O número de mortos confirmados após as tempestades que atingiram a Zona da Mata, em Minas Gerais, subiu para 36 nesta quarta-feira (25). Durante a madrugada, equipes do Corpo de Bombeiros localizaram mais cinco corpos sob os escombros, elevando o balanço anterior que contabilizava 31 vítimas. Até o momento, as autoridades registram 30 óbitos em Juiz de Fora e seis em Ubá, além de 33 pessoas que permanecem desaparecidas.
As cidades vivem um cenário de destruição após acumulados históricos de chuva entre segunda (23) e terça-feira (24).

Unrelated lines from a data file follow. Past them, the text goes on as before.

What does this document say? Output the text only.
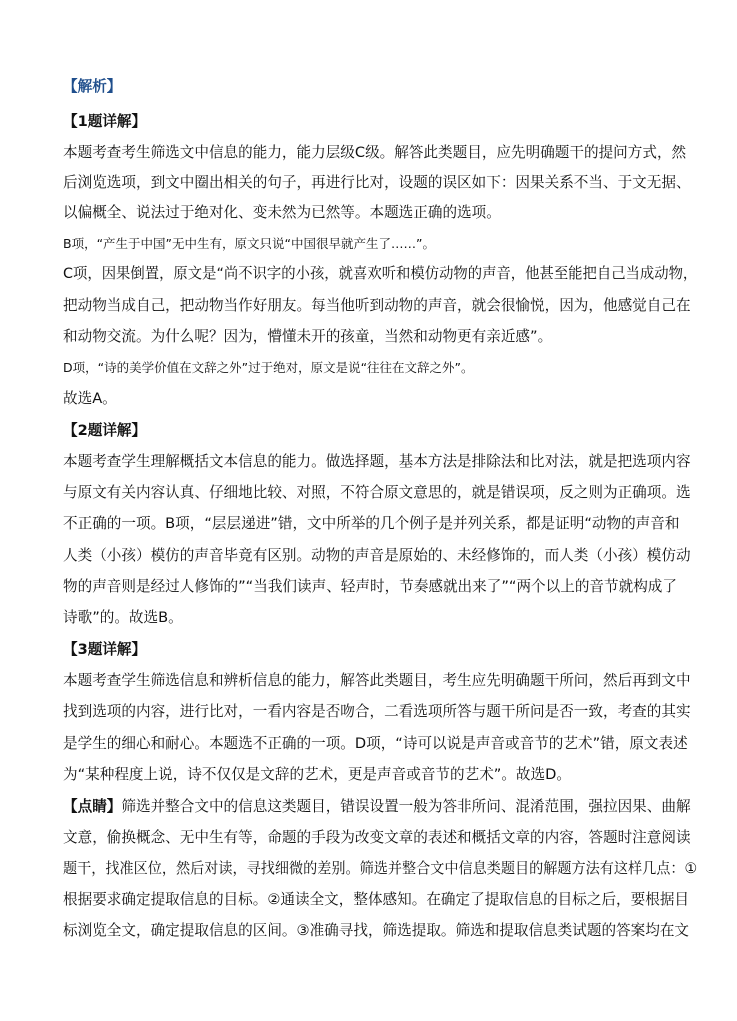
【解析】
【1题详解】
本题考查考生筛选文中信息的能力，能力层级C级。解答此类题目，应先明确题干的提问方式，然
后浏览选项，到文中圈出相关的句子，再进行比对，设题的误区如下：因果关系不当、于文无据、
以偏概全、说法过于绝对化、变未然为已然等。本题选正确的选项。
B项，“产生于中国”无中生有，原文只说“中国很早就产生了……”。
C项，因果倒置，原文是“尚不识字的小孩，就喜欢听和模仿动物的声音，他甚至能把自己当成动物，
把动物当成自己，把动物当作好朋友。每当他听到动物的声音，就会很愉悦，因为，他感觉自己在
和动物交流。为什么呢？因为，懵懂未开的孩童，当然和动物更有亲近感”。
D项，“诗的美学价值在文辞之外”过于绝对，原文是说“往往在文辞之外”。
故选A。
【2题详解】
本题考查学生理解概括文本信息的能力。做选择题，基本方法是排除法和比对法，就是把选项内容
与原文有关内容认真、仔细地比较、对照，不符合原文意思的，就是错误项，反之则为正确项。选
不正确的一项。B项，“层层递进”错，文中所举的几个例子是并列关系，都是证明“动物的声音和
人类（小孩）模仿的声音毕竟有区别。动物的声音是原始的、未经修饰的，而人类（小孩）模仿动
物的声音则是经过人修饰的”“当我们读声、轻声时，节奏感就出来了”“两个以上的音节就构成了
诗歌”的。故选B。
【3题详解】
本题考查学生筛选信息和辨析信息的能力，解答此类题目，考生应先明确题干所问，然后再到文中
找到选项的内容，进行比对，一看内容是否吻合，二看选项所答与题干所问是否一致，考查的其实
是学生的细心和耐心。本题选不正确的一项。D项，“诗可以说是声音或音节的艺术”错，原文表述
为“某种程度上说，诗不仅仅是文辞的艺术，更是声音或音节的艺术”。故选D。
【点睛】筛选并整合文中的信息这类题目，错误设置一般为答非所问、混淆范围，强拉因果、曲解
文意，偷换概念、无中生有等，命题的手段为改变文章的表述和概括文章的内容，答题时注意阅读
题干，找准区位，然后对读，寻找细微的差别。筛选并整合文中信息类题目的解题方法有这样几点：①
根据要求确定提取信息的目标。②通读全文，整体感知。在确定了提取信息的目标之后，要根据目
标浏览全文，确定提取信息的区间。③准确寻找，筛选提取。筛选和提取信息类试题的答案均在文
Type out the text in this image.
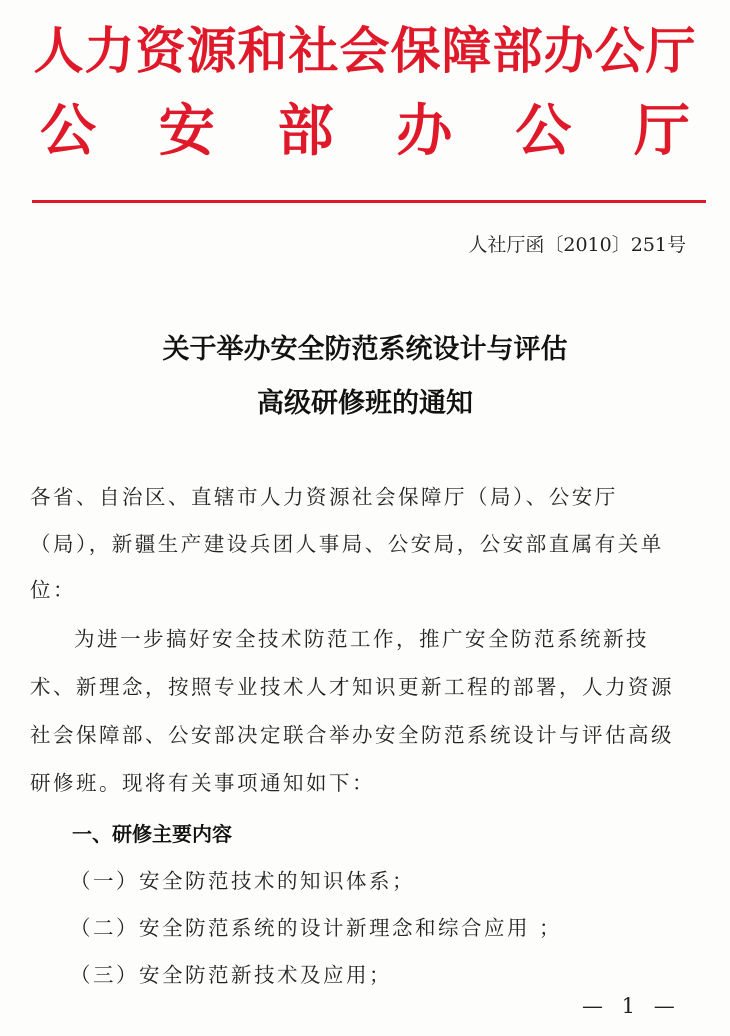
人力资源和社会保障部办公厅
公 安 部 办 公 厅
人社厅函〔2010〕251号
关于举办安全防范系统设计与评估
高级研修班的通知
各省、自治区、直辖市人力资源社会保障厅（局）、公安厅
（局），新疆生产建设兵团人事局、公安局，公安部直属有关单
位：
为进一步搞好安全技术防范工作，推广安全防范系统新技
术、新理念，按照专业技术人才知识更新工程的部署，人力资源
社会保障部、公安部决定联合举办安全防范系统设计与评估高级
研修班。现将有关事项通知如下：
一、研修主要内容
（一）安全防范技术的知识体系；
（二）安全防范系统的设计新理念和综合应用 ；
（三）安全防范新技术及应用；
— 1 —
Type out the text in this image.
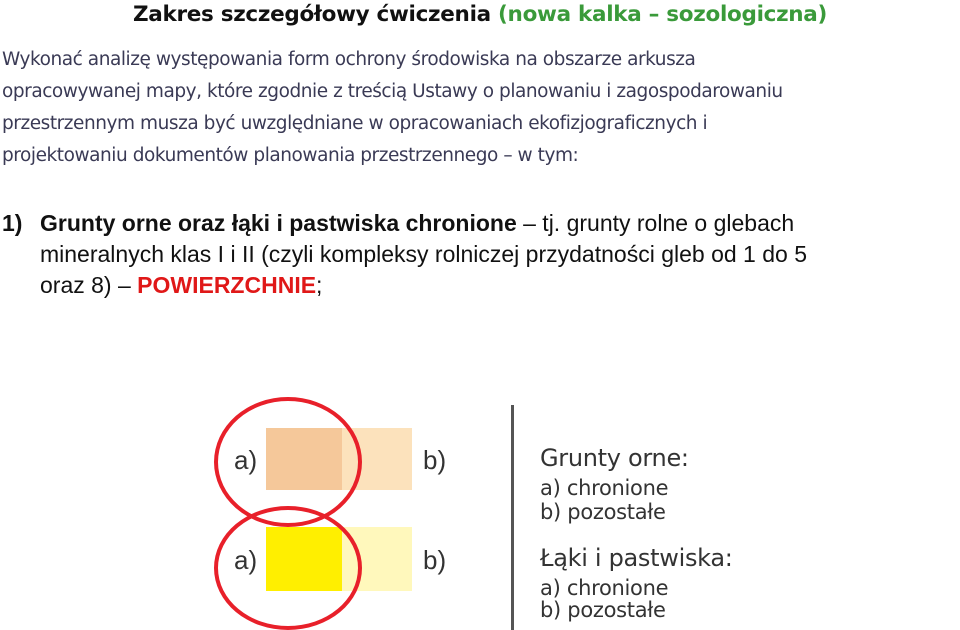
Zakres szczegółowy ćwiczenia (nowa kalka – sozologiczna)

Wykonać analizę występowania form ochrony środowiska na obszarze arkusza
opracowywanej mapy, które zgodnie z treścią Ustawy o planowaniu i zagospodarowaniu
przestrzennym musza być uwzględniane w opracowaniach ekofizjograficznych i
projektowaniu dokumentów planowania przestrzennego – w tym:

1) Grunty orne oraz łąki i pastwiska chronione – tj. grunty rolne o glebach
mineralnych klas I i II (czyli kompleksy rolniczej przydatności gleb od 1 do 5
oraz 8) – POWIERZCHNIE;
a)	b)
a)	b)
Grunty orne:
a) chronione
b) pozostałe
Łąki i pastwiska:
a) chronione
b) pozostałe
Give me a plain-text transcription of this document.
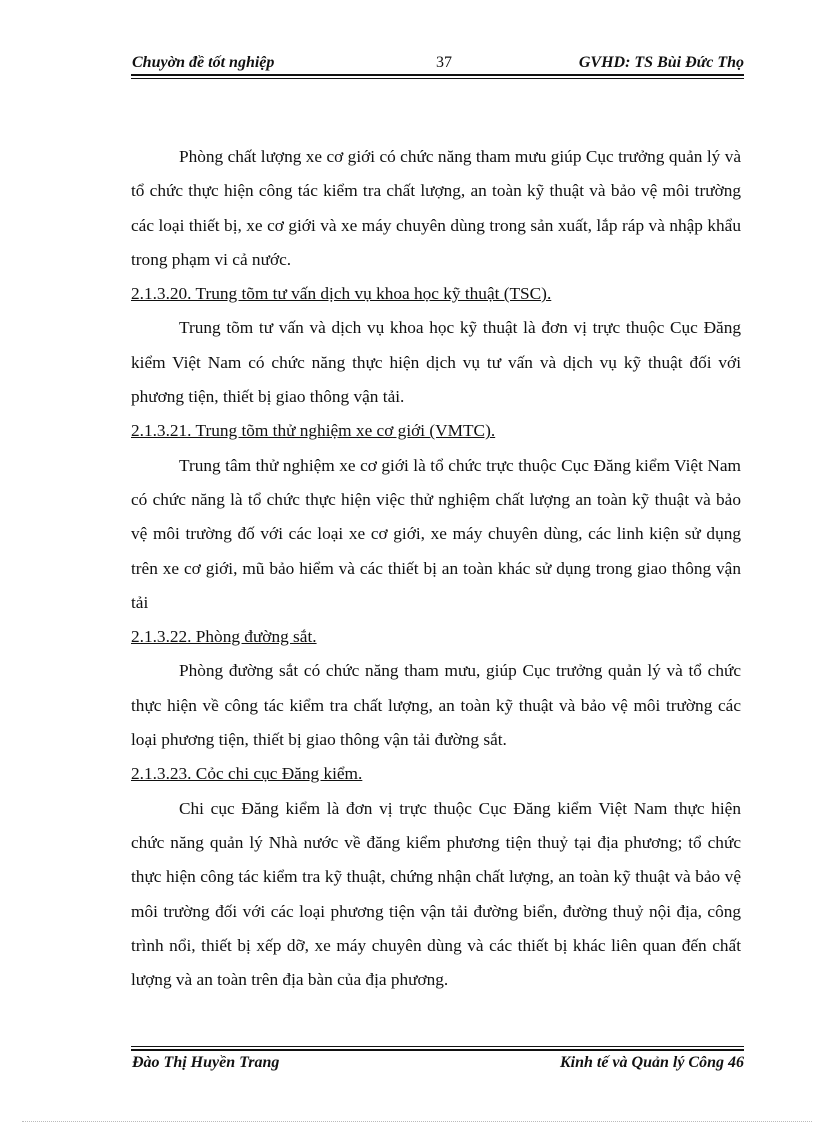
Chuyờn đề tốt nghiệp	37	GVHD: TS Bùi Đức Thọ

Phòng chất lượng xe cơ giới có chức năng tham mưu giúp Cục trưởng quản lý và tổ chức thực hiện công tác kiểm tra chất lượng, an toàn kỹ thuật và bảo vệ môi trường các loại thiết bị, xe cơ giới và xe máy chuyên dùng trong sản xuất, lắp ráp và nhập khẩu trong phạm vi cả nước.

2.1.3.20. Trung tõm tư vấn dịch vụ khoa học kỹ thuật (TSC).

Trung tõm tư vấn và dịch vụ khoa học kỹ thuật là đơn vị trực thuộc Cục Đăng kiểm Việt Nam có chức năng thực hiện dịch vụ tư vấn và dịch vụ kỹ thuật đối với phương tiện, thiết bị giao thông vận tải.

2.1.3.21. Trung tõm thử nghiệm xe cơ giới (VMTC).

Trung tâm thử nghiệm xe cơ giới là tổ chức trực thuộc Cục Đăng kiểm Việt Nam có chức năng là tổ chức thực hiện việc thử nghiệm chất lượng an toàn kỹ thuật và bảo vệ môi trường đố với các loại xe cơ giới, xe máy chuyên dùng, các linh kiện sử dụng trên xe cơ giới, mũ bảo hiểm và các thiết bị an toàn khác sử dụng trong giao thông vận tải

2.1.3.22. Phòng đường sắt.

Phòng đường sắt có chức năng tham mưu, giúp Cục trưởng quản lý và tổ chức thực hiện về công tác kiểm tra chất lượng, an toàn kỹ thuật và bảo vệ môi trường các loại phương tiện, thiết bị giao thông vận tải đường sắt.

2.1.3.23. Cỏc chi cục Đăng kiểm.

Chi cục Đăng kiểm là đơn vị trực thuộc Cục Đăng kiểm Việt Nam thực hiện chức năng quản lý Nhà nước về đăng kiểm phương tiện thuỷ tại địa phương; tổ chức thực hiện công tác kiểm tra kỹ thuật, chứng nhận chất lượng, an toàn kỹ thuật và bảo vệ môi trường đối với các loại phương tiện vận tải đường biển, đường thuỷ nội địa, công trình nổi, thiết bị xếp dỡ, xe máy chuyên dùng và các thiết bị khác liên quan đến chất lượng và an toàn trên địa bàn của địa phương.

Đào Thị Huyền Trang	Kinh tế và Quản lý Công 46
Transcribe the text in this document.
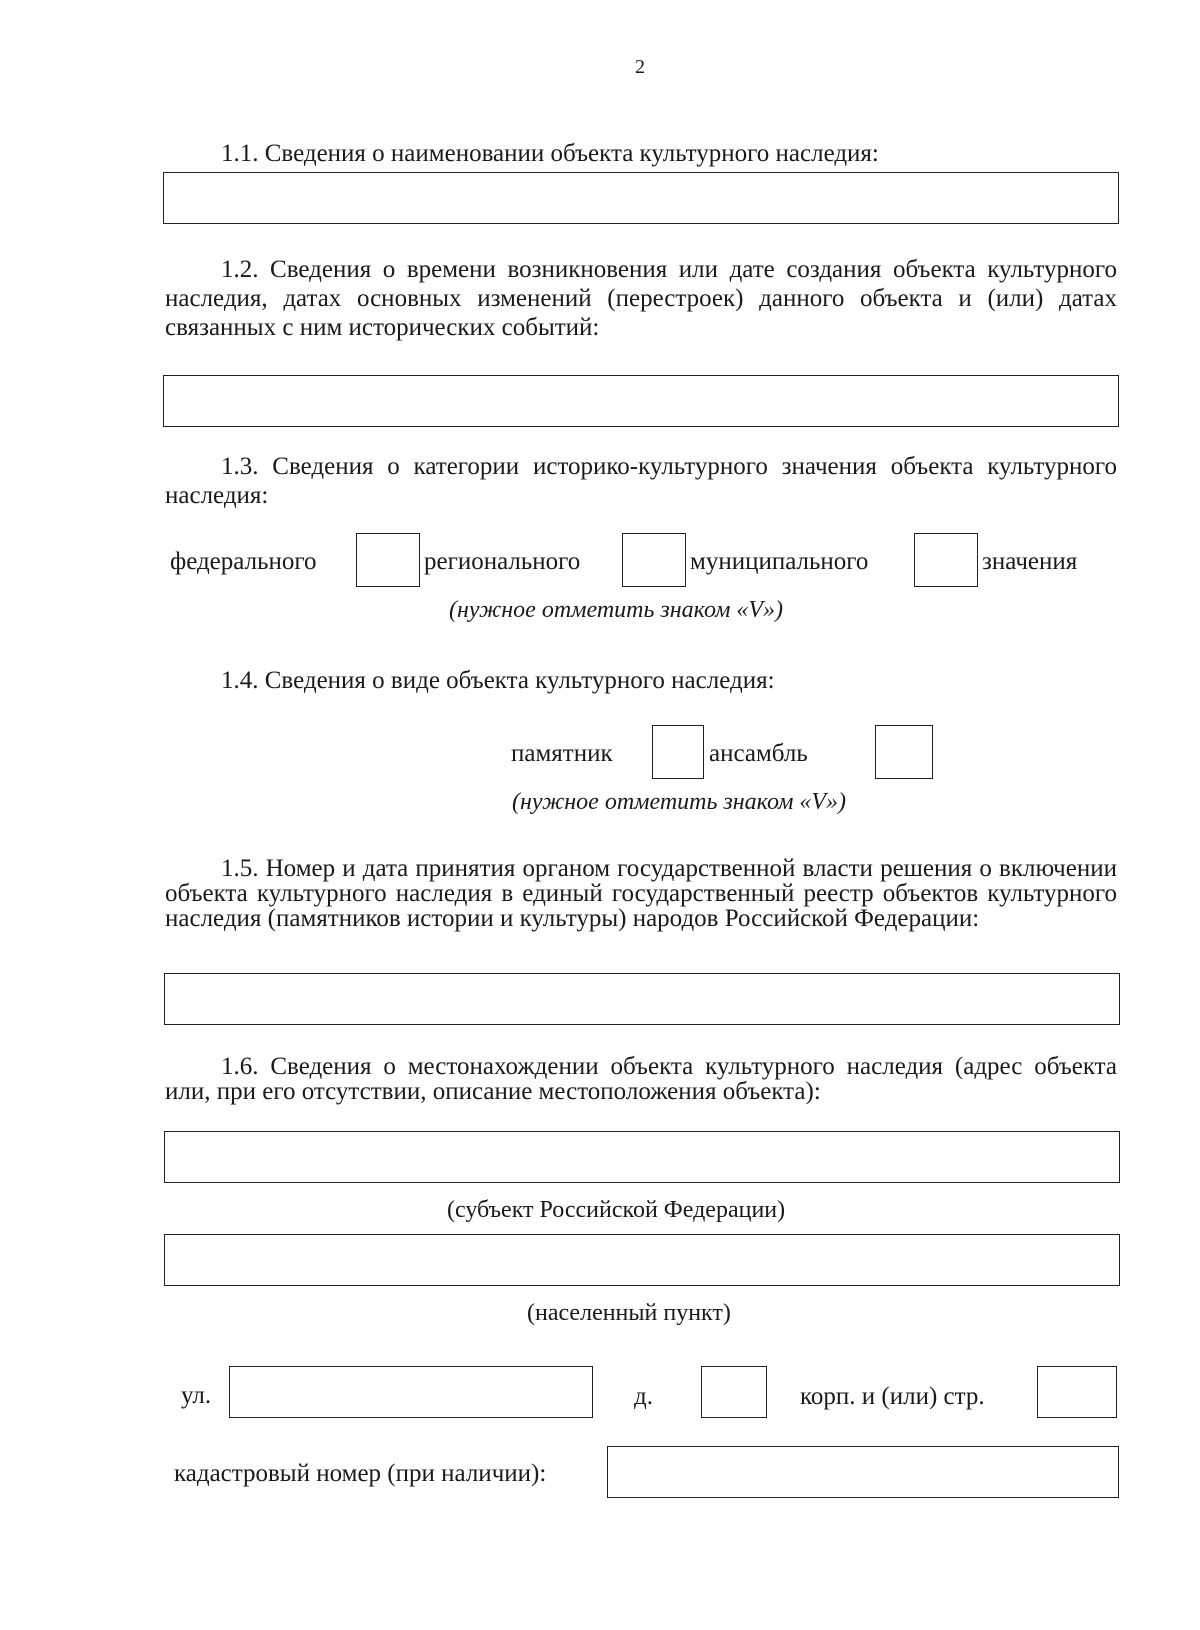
2
1.1. Сведения о наименовании объекта культурного наследия:
1.2. Сведения о времени возникновения или дате создания объекта культурного наследия, датах основных изменений (перестроек) данного объекта и (или) датах связанных с ним исторических событий:
1.3. Сведения о категории историко-культурного значения объекта культурного наследия:
федерального	регионального	муниципального	значения
(нужное отметить знаком «V»)
1.4. Сведения о виде объекта культурного наследия:
памятник	ансамбль
(нужное отметить знаком «V»)
1.5. Номер и дата принятия органом государственной власти решения о включении объекта культурного наследия в единый государственный реестр объектов культурного наследия (памятников истории и культуры) народов Российской Федерации:
1.6. Сведения о местонахождении объекта культурного наследия (адрес объекта или, при его отсутствии, описание местоположения объекта):
(субъект Российской Федерации)
(населенный пункт)
ул.	д.	корп. и (или) стр.
кадастровый номер (при наличии):
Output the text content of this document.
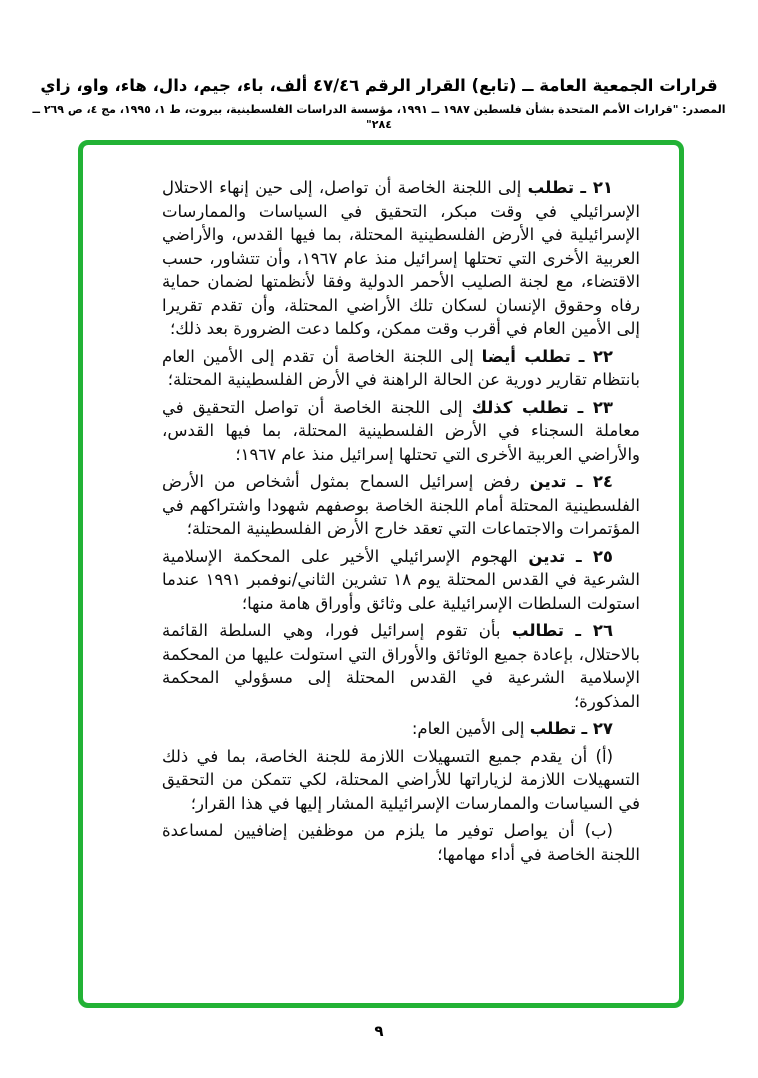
قرارات الجمعية العامة ــ (تابع) القرار الرقم ٤٧/٤٦ ألف، باء، جيم، دال، هاء، واو، زاي
المصدر: "قرارات الأمم المتحدة بشأن فلسطين ١٩٨٧ ــ ١٩٩١، مؤسسة الدراسات الفلسطينية، بيروت، ط ١، ١٩٩٥، مج ٤، ص ٢٦٩ ــ ٢٨٤"

٢١ ـ تطلب إلى اللجنة الخاصة أن تواصل، إلى حين إنهاء الاحتلال الإسرائيلي في وقت مبكر، التحقيق في السياسات والممارسات الإسرائيلية في الأرض الفلسطينية المحتلة، بما فيها القدس، والأراضي العربية الأخرى التي تحتلها إسرائيل منذ عام ١٩٦٧، وأن تتشاور، حسب الاقتضاء، مع لجنة الصليب الأحمر الدولية وفقا لأنظمتها لضمان حماية رفاه وحقوق الإنسان لسكان تلك الأراضي المحتلة، وأن تقدم تقريرا إلى الأمين العام في أقرب وقت ممكن، وكلما دعت الضرورة بعد ذلك؛

٢٢ ـ تطلب أيضا إلى اللجنة الخاصة أن تقدم إلى الأمين العام بانتظام تقارير دورية عن الحالة الراهنة في الأرض الفلسطينية المحتلة؛

٢٣ ـ تطلب كذلك إلى اللجنة الخاصة أن تواصل التحقيق في معاملة السجناء في الأرض الفلسطينية المحتلة، بما فيها القدس، والأراضي العربية الأخرى التي تحتلها إسرائيل منذ عام ١٩٦٧؛

٢٤ ـ تدين رفض إسرائيل السماح بمثول أشخاص من الأرض الفلسطينية المحتلة أمام اللجنة الخاصة بوصفهم شهودا واشتراكهم في المؤتمرات والاجتماعات التي تعقد خارج الأرض الفلسطينية المحتلة؛

٢٥ ـ تدين الهجوم الإسرائيلي الأخير على المحكمة الإسلامية الشرعية في القدس المحتلة يوم ١٨ تشرين الثاني/نوفمبر ١٩٩١ عندما استولت السلطات الإسرائيلية على وثائق وأوراق هامة منها؛

٢٦ ـ تطالب بأن تقوم إسرائيل فورا، وهي السلطة القائمة بالاحتلال، بإعادة جميع الوثائق والأوراق التي استولت عليها من المحكمة الإسلامية الشرعية في القدس المحتلة إلى مسؤولي المحكمة المذكورة؛

٢٧ ـ تطلب إلى الأمين العام:

(أ) أن يقدم جميع التسهيلات اللازمة للجنة الخاصة، بما في ذلك التسهيلات اللازمة لزياراتها للأراضي المحتلة، لكي تتمكن من التحقيق في السياسات والممارسات الإسرائيلية المشار إليها في هذا القرار؛

(ب) أن يواصل توفير ما يلزم من موظفين إضافيين لمساعدة اللجنة الخاصة في أداء مهامها؛

٩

Em Juiz de Fora, o volume chegou a 584 milímetros, o que tornou este fevereiro o mês mais chuvoso da história do município. O índice representa quase quatro vezes a média esperada para o período.
Perfil das vítimas e resgates
De acordo com a Polícia Civil, a maioria das mortes foi causada por soterramentos. Em Juiz de Fora, entre os 20 óbitos já detalhados, figuram desde crianças de 2 e 5 anos até idosos com 69 anos. A corporação trabalha na identificação e necropsia de corpos encontrados nos bairros Paineiras, Esplanada e Vila Ideal.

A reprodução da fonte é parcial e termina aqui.